What’s more, the economic upturn is raising additional financial questions for nonprofit organizations. Simply put, people are donating more money to charitable causes than they did three or four years ago. It’s a good problem to have, but how do you deal with increased donations in the most prudent way? Start a capital reserve? Pay off debt? Expand the building? Invest in the organizations infrastructure? Boards need to plan carefully how to manage increasing contributions, and be sure they don’t get careless now that times are a little easier.
What to look for
A nonprofit organization with no financial or accounting people on its board of directors recently asked if I would teach a class on what a board or audit committee should know from a financial perspective. It’s another example of the surprising lack of financial expertise on nonprofit boards. But it doesn’t have to be that way.
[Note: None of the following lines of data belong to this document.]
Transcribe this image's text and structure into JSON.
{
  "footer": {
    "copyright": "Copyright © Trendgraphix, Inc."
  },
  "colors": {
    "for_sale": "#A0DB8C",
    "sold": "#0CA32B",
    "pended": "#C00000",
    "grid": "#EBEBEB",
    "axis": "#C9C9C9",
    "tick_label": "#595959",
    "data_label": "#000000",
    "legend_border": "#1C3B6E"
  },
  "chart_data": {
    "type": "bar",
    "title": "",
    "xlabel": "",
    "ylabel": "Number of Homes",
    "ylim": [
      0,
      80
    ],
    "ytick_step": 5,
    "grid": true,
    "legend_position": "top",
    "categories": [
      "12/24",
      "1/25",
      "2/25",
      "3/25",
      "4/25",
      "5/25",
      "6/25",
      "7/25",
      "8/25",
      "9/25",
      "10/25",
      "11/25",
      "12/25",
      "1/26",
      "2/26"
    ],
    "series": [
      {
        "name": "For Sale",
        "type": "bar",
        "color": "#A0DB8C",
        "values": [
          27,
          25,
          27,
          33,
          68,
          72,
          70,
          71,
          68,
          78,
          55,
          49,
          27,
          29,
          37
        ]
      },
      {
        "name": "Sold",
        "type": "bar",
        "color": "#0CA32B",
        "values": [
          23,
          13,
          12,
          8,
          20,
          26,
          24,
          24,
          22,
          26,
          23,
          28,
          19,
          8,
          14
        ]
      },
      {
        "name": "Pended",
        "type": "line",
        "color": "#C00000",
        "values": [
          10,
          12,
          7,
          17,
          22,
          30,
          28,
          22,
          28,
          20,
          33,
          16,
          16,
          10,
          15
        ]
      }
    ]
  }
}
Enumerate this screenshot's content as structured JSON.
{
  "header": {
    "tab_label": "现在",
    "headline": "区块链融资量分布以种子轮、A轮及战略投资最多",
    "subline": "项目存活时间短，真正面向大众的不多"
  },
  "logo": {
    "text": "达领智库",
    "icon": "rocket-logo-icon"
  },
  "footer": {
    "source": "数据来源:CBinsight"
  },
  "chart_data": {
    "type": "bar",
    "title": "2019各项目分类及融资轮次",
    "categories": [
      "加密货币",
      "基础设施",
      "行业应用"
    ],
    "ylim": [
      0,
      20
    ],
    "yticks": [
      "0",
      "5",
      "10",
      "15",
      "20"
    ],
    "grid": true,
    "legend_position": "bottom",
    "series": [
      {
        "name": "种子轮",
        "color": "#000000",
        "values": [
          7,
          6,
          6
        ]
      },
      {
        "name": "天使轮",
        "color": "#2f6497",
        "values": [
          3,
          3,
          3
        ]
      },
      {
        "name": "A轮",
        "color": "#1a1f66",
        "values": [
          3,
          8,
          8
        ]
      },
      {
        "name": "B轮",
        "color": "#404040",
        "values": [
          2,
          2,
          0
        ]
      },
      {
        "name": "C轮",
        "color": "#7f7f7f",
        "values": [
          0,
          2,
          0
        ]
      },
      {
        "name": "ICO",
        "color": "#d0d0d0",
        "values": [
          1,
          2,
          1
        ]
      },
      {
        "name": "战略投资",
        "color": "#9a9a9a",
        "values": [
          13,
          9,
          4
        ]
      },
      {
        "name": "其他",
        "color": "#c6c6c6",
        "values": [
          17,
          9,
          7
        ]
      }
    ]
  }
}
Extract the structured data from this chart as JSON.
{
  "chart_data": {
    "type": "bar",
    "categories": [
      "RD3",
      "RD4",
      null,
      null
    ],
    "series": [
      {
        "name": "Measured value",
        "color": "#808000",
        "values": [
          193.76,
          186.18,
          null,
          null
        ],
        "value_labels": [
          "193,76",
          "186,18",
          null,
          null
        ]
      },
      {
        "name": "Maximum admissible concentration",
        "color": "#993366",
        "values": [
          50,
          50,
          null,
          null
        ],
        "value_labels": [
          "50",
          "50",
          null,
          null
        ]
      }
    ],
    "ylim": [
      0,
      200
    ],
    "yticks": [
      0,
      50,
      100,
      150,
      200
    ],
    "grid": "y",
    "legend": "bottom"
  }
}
If you want to bring financial/accounting expertise to your board, here are three qualities to look for when you start your search:
- Passion and energy toward the nonprofit and what you are trying to accomplish. It is difficult to find someone with all the right accounting/financial qualifications, but if someone is passionate enough about the organization, he or she can research and learn.
- Technically proficient financial skills and the ability to communicate. Look for someone who can help others who do not know their way around a financial statement or other financial documents.
- Experience working with nonprofits. Even if you have difficulty finding someone with direct financial/accounting experience, anyone who has worked with nonprofit organizations can usually bring valuable experience to your board. If that nonprofit experience was with a quality organization, it more than likely includes a basic understanding of nonprofit financial issues—experience that can be shared with others.
Should you consider being more specific and narrowing your search to a CPA? There are advantages. Because CPAs can lose their licenses if convicted of fraud, felony, professional malpractice or ethic violations, your organization would have another layer of protection with a licensed CPA on your board. On the other hand, you limit yourself from broader choices. Financial planners, investment professionals, bookkeepers and others with financial/accounting experience can bring many of the same values to your board and give you a wider pool of candidates to choose from—even though they all don’t carry the license of a CPA.
It’s also a good idea to make it clear to new candidates that you want your board to do more than simple financial oversight. Bringing financial literacy to your board can take you a step further, helping you chart a realistic course to your future, and build the financial model to get you there.